Acto de consagración y oraciones diarias

Corazón de Jesús3

Acto de consagración

Rendido a tus pies, oh Jesús mío, considerando las inefables muestras de amor que me has dado y los sublimes lecciones que me enseñó tu adorabilísimo Corazón te pido humildemente la gracia de conocerte, amarte y servirte como fiel discípulo tuyo para hacerme digno de las mercedes y bendiciones que generoso concedes a los que de veras te conocen, aman y sirven.

Mira que soy muy pobre, dulcísimo Jesús y necesito de Vos como el mendigo de la limosna que el rico le ha de dar.

Mira que soy muy rudo, oh soberano maestro y necesito de tus divinas enseñanzas para luz y guía de mi ignorancia.

Mira que soy muy débil oh Poderosísimo amparo de los flacos y caigo a cada paso y necesito apoyarme en Vos para no desfallecer.

Sedlo todo para mi, Sagrado Corazón: socorro de mi miseria, lumbre de mis ojos, báculo de mis pasos, remedio de mis males, auxilio en toda necesidad.

De Vos lo espera todo mi pobre Corazón. Vos lo alentaste y convidaste cuando con tus tiernos acentos dijiste repetidas veces en tu Evangelio: “venid a Mi”, “aprended de Mi”, “pedid”, “llamad”, a las puertas de tu Corazón vengo, pues, hoy y llamo, y pido y espero Del mío te hago firme, formal y decidida entrega. Tómalo Vos y dame en cambio lo que sabes me ha de hacer bueno en la tierra y dichosos en la eternidad. Amén.

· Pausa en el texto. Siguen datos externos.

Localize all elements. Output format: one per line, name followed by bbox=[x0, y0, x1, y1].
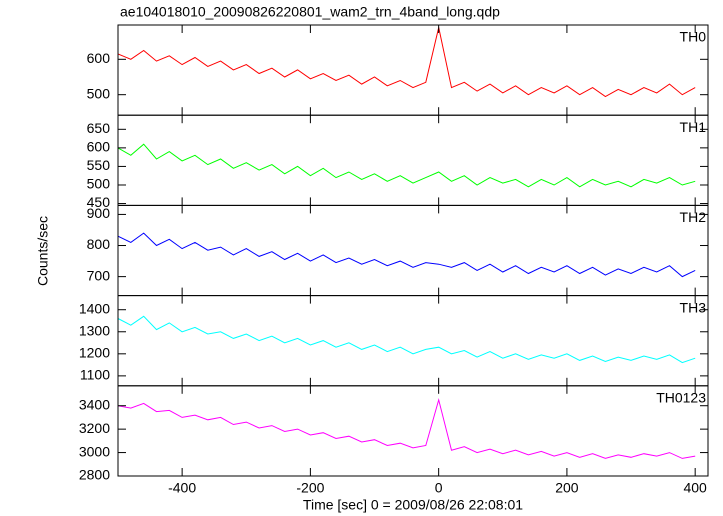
data-line bbox=[118, 315, 696, 364]
x-tick-label: -400 bbox=[168, 480, 196, 496]
series-label: TH0 bbox=[680, 29, 707, 45]
series-label: TH0123 bbox=[656, 390, 706, 406]
y-tick-label: 550 bbox=[87, 157, 111, 173]
y-tick-label: 600 bbox=[87, 139, 111, 155]
y-tick-label: 700 bbox=[87, 267, 111, 283]
y-tick-label: 1400 bbox=[79, 300, 110, 316]
x-tick-label: -200 bbox=[296, 480, 324, 496]
panel-frame bbox=[117, 385, 709, 477]
chart-title: ae104018010_20090826220801_wam2_trn_4ban… bbox=[120, 4, 500, 20]
panel-frame bbox=[117, 295, 709, 387]
y-tick-label: 800 bbox=[87, 236, 111, 252]
panel-frame bbox=[117, 204, 709, 297]
y-tick-label: 500 bbox=[87, 176, 111, 192]
y-tick-label: 1200 bbox=[79, 345, 110, 361]
y-tick-label: 1300 bbox=[79, 322, 110, 338]
y-tick-label: 2800 bbox=[79, 467, 110, 483]
panel-frame bbox=[117, 114, 709, 206]
data-line bbox=[118, 232, 696, 278]
x-tick-label: 200 bbox=[555, 480, 579, 496]
data-line bbox=[118, 27, 696, 98]
y-tick-label: 600 bbox=[87, 50, 111, 66]
y-tick-label: 3400 bbox=[79, 396, 110, 412]
series-label: TH1 bbox=[680, 119, 707, 135]
y-axis-label: Counts/sec bbox=[35, 216, 51, 286]
data-line bbox=[118, 397, 696, 459]
data-line bbox=[118, 143, 696, 188]
series-label: TH2 bbox=[680, 209, 707, 225]
x-axis-label: Time [sec] 0 = 2009/08/26 22:08:01 bbox=[303, 497, 523, 513]
panel-frame bbox=[117, 24, 709, 116]
y-tick-label: 1100 bbox=[80, 367, 110, 383]
y-tick-label: 500 bbox=[87, 85, 111, 101]
y-tick-label: 900 bbox=[87, 205, 111, 221]
y-tick-label: 650 bbox=[87, 120, 111, 136]
x-tick-label: 0 bbox=[435, 480, 443, 496]
y-tick-label: 3000 bbox=[79, 443, 110, 459]
x-tick-label: 400 bbox=[683, 480, 707, 496]
y-tick-label: 3200 bbox=[79, 420, 110, 436]
series-label: TH3 bbox=[680, 299, 707, 315]
y-tick-label: 450 bbox=[87, 194, 111, 210]
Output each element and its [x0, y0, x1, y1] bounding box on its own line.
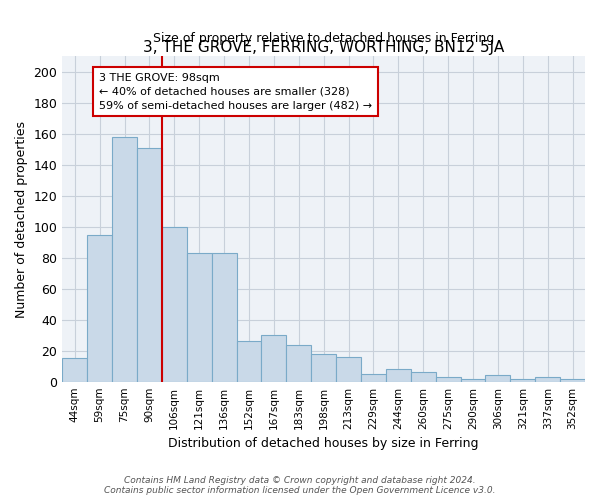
Bar: [236, 342, 262, 382]
Bar: [112, 137, 137, 382]
Bar: [262, 335, 286, 382]
Bar: [535, 377, 560, 382]
Bar: [485, 376, 511, 382]
Bar: [212, 253, 236, 382]
Bar: [511, 378, 535, 382]
Text: Contains HM Land Registry data © Crown copyright and database right 2024.
Contai: Contains HM Land Registry data © Crown c…: [104, 476, 496, 495]
Bar: [87, 234, 112, 382]
Bar: [286, 344, 311, 382]
Bar: [361, 374, 386, 382]
Title: 3, THE GROVE, FERRING, WORTHING, BN12 5JA: 3, THE GROVE, FERRING, WORTHING, BN12 5J…: [143, 40, 504, 56]
Bar: [461, 378, 485, 382]
Bar: [137, 148, 162, 382]
Bar: [560, 378, 585, 382]
Bar: [386, 370, 411, 382]
Bar: [336, 357, 361, 382]
Y-axis label: Number of detached properties: Number of detached properties: [15, 120, 28, 318]
Bar: [411, 372, 436, 382]
Text: Size of property relative to detached houses in Ferring: Size of property relative to detached ho…: [153, 32, 494, 45]
Bar: [62, 358, 87, 382]
Bar: [162, 227, 187, 382]
X-axis label: Distribution of detached houses by size in Ferring: Distribution of detached houses by size …: [169, 437, 479, 450]
Bar: [187, 253, 212, 382]
Text: 3 THE GROVE: 98sqm
← 40% of detached houses are smaller (328)
59% of semi-detach: 3 THE GROVE: 98sqm ← 40% of detached hou…: [99, 72, 372, 110]
Bar: [436, 377, 461, 382]
Bar: [311, 354, 336, 382]
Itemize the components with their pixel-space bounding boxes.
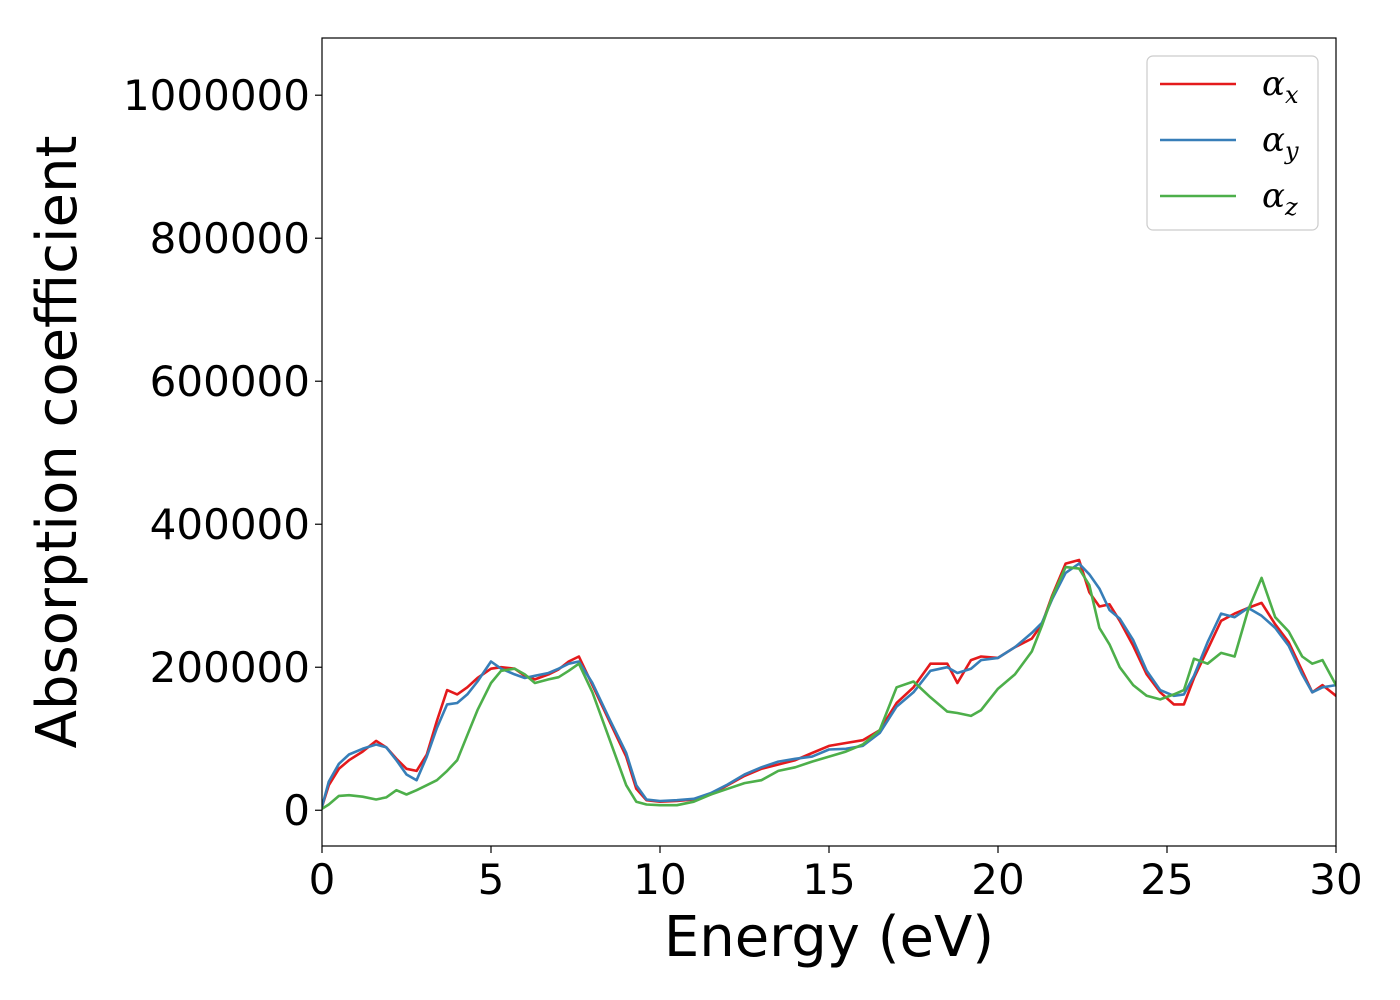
x-tick-label: 20 xyxy=(971,855,1024,904)
y-tick-label: 600000 xyxy=(150,357,310,406)
series-line-x xyxy=(322,558,1336,809)
y-tick-label: 200000 xyxy=(150,643,310,692)
x-tick-label: 5 xyxy=(478,855,505,904)
y-axis: 0 200000 400000 600000 800000 1000000 xyxy=(123,71,322,835)
y-tick-label: 400000 xyxy=(150,500,310,549)
legend: αx αy αz xyxy=(1146,55,1319,231)
x-tick-label: 10 xyxy=(633,855,686,904)
x-axis: 0 5 10 15 20 25 30 xyxy=(309,846,1363,904)
series-line-y xyxy=(322,562,1336,809)
y-axis-title: Absorption coefficient xyxy=(25,136,90,749)
legend-label-y: αy xyxy=(1262,120,1299,165)
x-tick-label: 0 xyxy=(309,855,336,904)
x-tick-label: 15 xyxy=(802,855,855,904)
x-tick-label: 30 xyxy=(1309,855,1362,904)
series-line-z xyxy=(322,565,1336,811)
legend-label-x: αx xyxy=(1262,64,1299,109)
x-tick-label: 25 xyxy=(1140,855,1193,904)
legend-box xyxy=(1146,55,1319,231)
x-axis-title: Energy (eV) xyxy=(664,905,994,970)
series-layer xyxy=(322,558,1336,811)
y-tick-label: 1000000 xyxy=(123,71,310,120)
legend-label-z: αz xyxy=(1262,176,1298,221)
y-tick-label: 800000 xyxy=(150,214,310,263)
y-tick-label: 0 xyxy=(283,786,310,835)
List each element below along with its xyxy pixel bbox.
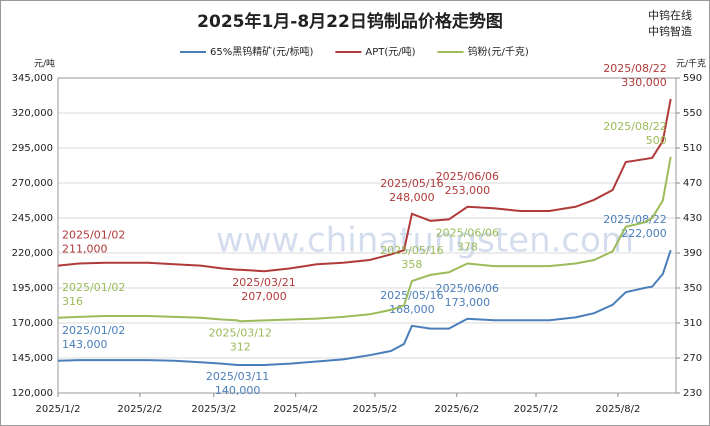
x-tick-label: 2025/6/2 (434, 404, 479, 415)
y2-tick-label: 390 (683, 248, 702, 259)
y-tick-label: 270,000 (12, 178, 53, 189)
data-label: 143,000 (62, 338, 108, 351)
y-tick-label: 320,000 (12, 108, 53, 119)
x-tick-label: 2025/2/2 (117, 404, 162, 415)
y-tick-label: 170,000 (12, 318, 53, 329)
data-label: 211,000 (62, 243, 108, 256)
annotation-date: 2025/05/16 (380, 244, 443, 257)
series-line (57, 156, 672, 323)
y-tick-label: 345,000 (12, 73, 53, 84)
y2-tick-label: 310 (683, 318, 702, 329)
data-label: 222,000 (621, 227, 667, 240)
series-line (57, 249, 672, 366)
data-label: 358 (401, 258, 422, 271)
y2-tick-label: 430 (683, 213, 702, 224)
data-label: 316 (62, 295, 83, 308)
y2-axis-title: 元/千克 (676, 59, 706, 70)
annotation-date: 2025/06/06 (436, 227, 499, 240)
data-label: 173,000 (445, 296, 491, 309)
y-tick-label: 145,000 (12, 353, 53, 364)
watermark: www.chinatungsten.com (216, 221, 634, 261)
annotation-date: 2025/08/22 (603, 120, 666, 133)
data-label: 500 (646, 134, 667, 147)
x-tick-label: 2025/3/2 (191, 404, 236, 415)
annotation-date: 2025/08/22 (603, 213, 666, 226)
y2-tick-label: 350 (683, 283, 702, 294)
y-tick-label: 220,000 (12, 248, 53, 259)
y2-tick-label: 510 (683, 143, 702, 154)
annotation-date: 2025/06/06 (436, 170, 499, 183)
brand: 中钨智造 (648, 24, 692, 38)
annotation-date: 2025/05/16 (380, 289, 443, 302)
annotation-date: 2025/01/02 (62, 324, 125, 337)
annotation-date: 2025/03/12 (209, 326, 272, 339)
data-label: 248,000 (389, 191, 435, 204)
y-axis-title: 元/吨 (34, 58, 55, 70)
y-tick-label: 295,000 (12, 143, 53, 154)
y2-tick-label: 230 (683, 388, 702, 399)
y2-tick-label: 550 (683, 108, 702, 119)
series-line (57, 98, 672, 273)
chart-title: 2025年1月-8月22日钨制品价格走势图 (197, 11, 503, 32)
data-label: 140,000 (215, 384, 261, 397)
annotation-date: 2025/03/11 (206, 370, 269, 383)
brand: 中钨在线 (648, 8, 692, 22)
legend-label: APT(元/吨) (365, 45, 415, 58)
annotation-date: 2025/03/21 (232, 276, 295, 289)
legend-label: 65%黑钨精矿(元/标吨) (210, 45, 313, 58)
x-tick-label: 2025/7/2 (514, 404, 559, 415)
data-label: 207,000 (241, 290, 287, 303)
y2-tick-label: 470 (683, 178, 702, 189)
data-label: 330,000 (621, 76, 667, 89)
data-label: 378 (457, 241, 478, 254)
y-tick-label: 120,000 (12, 388, 53, 399)
legend-label: 钨粉(元/千克) (468, 45, 529, 58)
data-label: 312 (230, 340, 251, 353)
y2-tick-label: 590 (683, 73, 702, 84)
x-tick-label: 2025/8/2 (595, 404, 640, 415)
y-tick-label: 195,000 (12, 283, 53, 294)
plot-frame (57, 77, 677, 394)
data-label: 168,000 (389, 303, 435, 316)
x-tick-label: 2025/5/2 (352, 404, 397, 415)
y2-tick-label: 270 (683, 353, 702, 364)
x-tick-label: 2025/1/2 (36, 404, 81, 415)
x-tick-label: 2025/4/2 (273, 404, 318, 415)
annotation-date: 2025/01/02 (62, 229, 125, 242)
annotation-date: 2025/05/16 (380, 177, 443, 190)
annotation-date: 2025/06/06 (436, 282, 499, 295)
annotation-date: 2025/08/22 (603, 62, 666, 75)
y-tick-label: 245,000 (12, 213, 53, 224)
data-label: 253,000 (445, 184, 491, 197)
annotation-date: 2025/01/02 (62, 281, 125, 294)
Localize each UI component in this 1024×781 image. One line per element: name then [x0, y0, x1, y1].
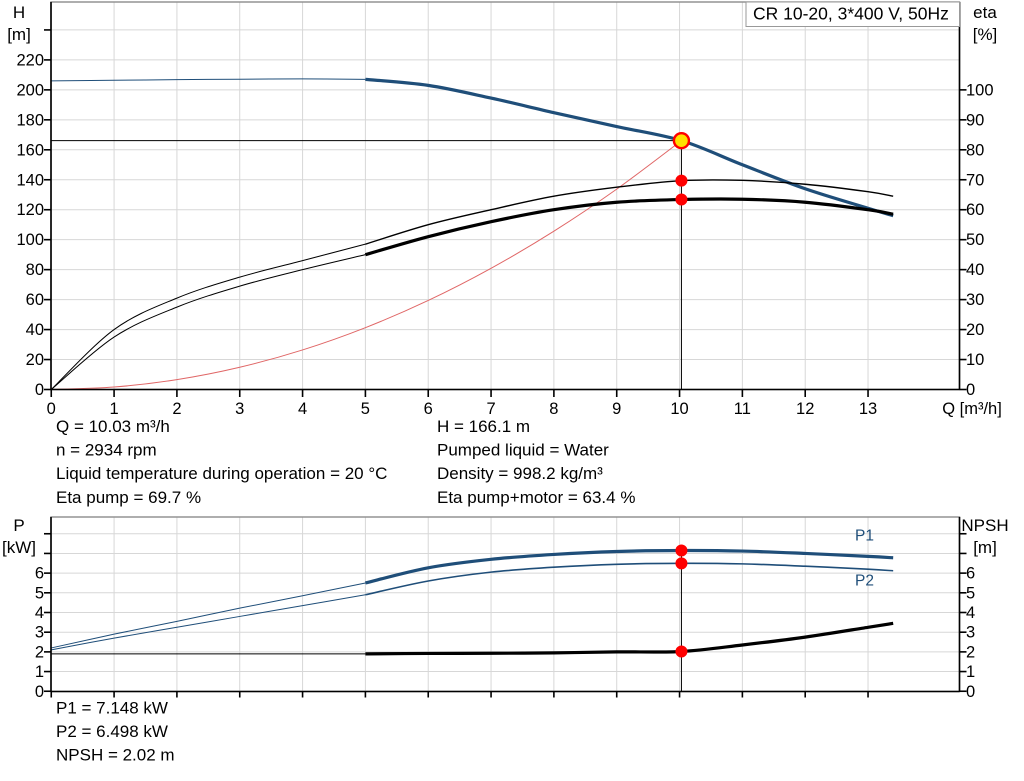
svg-text:6: 6 — [35, 565, 44, 583]
svg-text:3: 3 — [35, 624, 44, 642]
svg-text:120: 120 — [16, 201, 44, 219]
svg-text:10: 10 — [670, 400, 688, 418]
svg-text:0: 0 — [35, 683, 44, 701]
svg-text:60: 60 — [26, 291, 44, 309]
svg-text:160: 160 — [16, 141, 44, 159]
svg-text:40: 40 — [966, 261, 984, 279]
svg-text:5: 5 — [361, 400, 370, 418]
svg-text:80: 80 — [26, 261, 44, 279]
svg-text:CR 10-20, 3*400 V, 50Hz: CR 10-20, 3*400 V, 50Hz — [753, 4, 949, 24]
svg-text:10: 10 — [966, 351, 984, 369]
svg-text:50: 50 — [966, 231, 984, 249]
svg-text:4: 4 — [298, 400, 307, 418]
svg-text:H: H — [13, 3, 25, 22]
svg-text:3: 3 — [235, 400, 244, 418]
svg-text:P2 = 6.498 kW: P2 = 6.498 kW — [56, 722, 168, 741]
svg-text:[%]: [%] — [973, 25, 998, 44]
svg-text:12: 12 — [796, 400, 814, 418]
svg-text:[m]: [m] — [7, 25, 31, 44]
svg-text:n = 2934 rpm: n = 2934 rpm — [56, 441, 157, 460]
svg-text:1: 1 — [35, 663, 44, 681]
svg-text:Density = 998.2 kg/m³: Density = 998.2 kg/m³ — [437, 464, 603, 483]
svg-text:Pumped liquid = Water: Pumped liquid = Water — [437, 441, 609, 460]
svg-text:200: 200 — [16, 81, 44, 99]
svg-text:4: 4 — [35, 604, 44, 622]
svg-text:20: 20 — [26, 351, 44, 369]
svg-text:6: 6 — [424, 400, 433, 418]
svg-text:6: 6 — [966, 565, 975, 583]
svg-text:Liquid temperature during oper: Liquid temperature during operation = 20… — [56, 464, 387, 483]
svg-text:30: 30 — [966, 291, 984, 309]
svg-text:70: 70 — [966, 171, 984, 189]
svg-text:P: P — [13, 516, 24, 535]
svg-text:140: 140 — [16, 171, 44, 189]
svg-text:5: 5 — [35, 584, 44, 602]
svg-text:100: 100 — [16, 231, 44, 249]
svg-text:2: 2 — [966, 643, 975, 661]
svg-text:NPSH: NPSH — [961, 516, 1008, 535]
svg-text:9: 9 — [612, 400, 621, 418]
svg-text:0: 0 — [966, 381, 975, 399]
svg-text:11: 11 — [734, 400, 751, 418]
svg-text:4: 4 — [966, 604, 975, 622]
svg-text:180: 180 — [16, 111, 44, 129]
svg-text:Q [m³/h]: Q [m³/h] — [942, 400, 1002, 418]
svg-text:eta: eta — [973, 3, 997, 22]
svg-text:90: 90 — [966, 111, 984, 129]
svg-text:1: 1 — [966, 663, 975, 681]
svg-text:0: 0 — [35, 381, 44, 399]
svg-text:40: 40 — [26, 321, 44, 339]
svg-text:3: 3 — [966, 624, 975, 642]
svg-text:80: 80 — [966, 141, 984, 159]
svg-text:5: 5 — [966, 584, 975, 602]
svg-text:8: 8 — [549, 400, 558, 418]
svg-text:1: 1 — [109, 400, 118, 418]
svg-text:[m]: [m] — [973, 538, 997, 557]
svg-text:P1: P1 — [855, 528, 874, 545]
svg-text:[kW]: [kW] — [2, 538, 36, 557]
svg-text:220: 220 — [16, 51, 44, 69]
svg-text:2: 2 — [35, 643, 44, 661]
svg-text:Q = 10.03 m³/h: Q = 10.03 m³/h — [56, 417, 170, 436]
svg-text:H = 166.1 m: H = 166.1 m — [437, 417, 530, 436]
svg-text:Eta pump = 69.7 %: Eta pump = 69.7 % — [56, 488, 201, 507]
svg-text:2: 2 — [172, 400, 181, 418]
svg-text:7: 7 — [486, 400, 495, 418]
svg-text:13: 13 — [859, 400, 877, 418]
svg-text:0: 0 — [966, 683, 975, 701]
svg-text:60: 60 — [966, 201, 984, 219]
svg-text:100: 100 — [966, 81, 994, 99]
svg-text:0: 0 — [47, 400, 56, 418]
svg-text:P1 = 7.148 kW: P1 = 7.148 kW — [56, 699, 168, 718]
svg-text:Eta pump+motor = 63.4 %: Eta pump+motor = 63.4 % — [437, 488, 635, 507]
svg-text:20: 20 — [966, 321, 984, 339]
svg-text:P2: P2 — [855, 572, 874, 589]
svg-text:NPSH = 2.02 m: NPSH = 2.02 m — [56, 746, 175, 765]
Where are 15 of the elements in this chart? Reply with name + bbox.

Pedir la gracia que se desea conseguir.

Se reza tres veces Padre Nuestro, Ave María y Gloria en recuerdo de las 3 insignias: cruz, corona y herida de lanza con que se apareció el sagrado Corazón a Santa Margarita de Alacoque.

Oración diaria
Omnipotente y sempiterno Dios, mira al Corazón de tu amantísimo Hijo y a las alabanzas y satisfacciones que te ofreció en nombre de los pecadores y concede propicio el perdón a los que imploran tu misericordia en nombre de tu mismo Hijo Jesucristo, que contigo vive y reina en unidad con el Espíritu Santo Dios, por todos los siglos de los siglos. Amén


Acto de contrición

Dulcísimo corazón de Jesús, que en este Divino sacramento, estás vivo e infamado de amor por nosotros. Aquí nos tienes en tu presencia, pidiéndote perdón de nuestras culpas e implorando tu misericordia. Nos pesa oh buen Jesús, de haberte ofendido, por ser Vos tan bueno, que no mereces tal ingratitud. Concedednos luz y gracia, para meditar tus virtudes y formar según ellas, nuestro pobre corazón. Amén.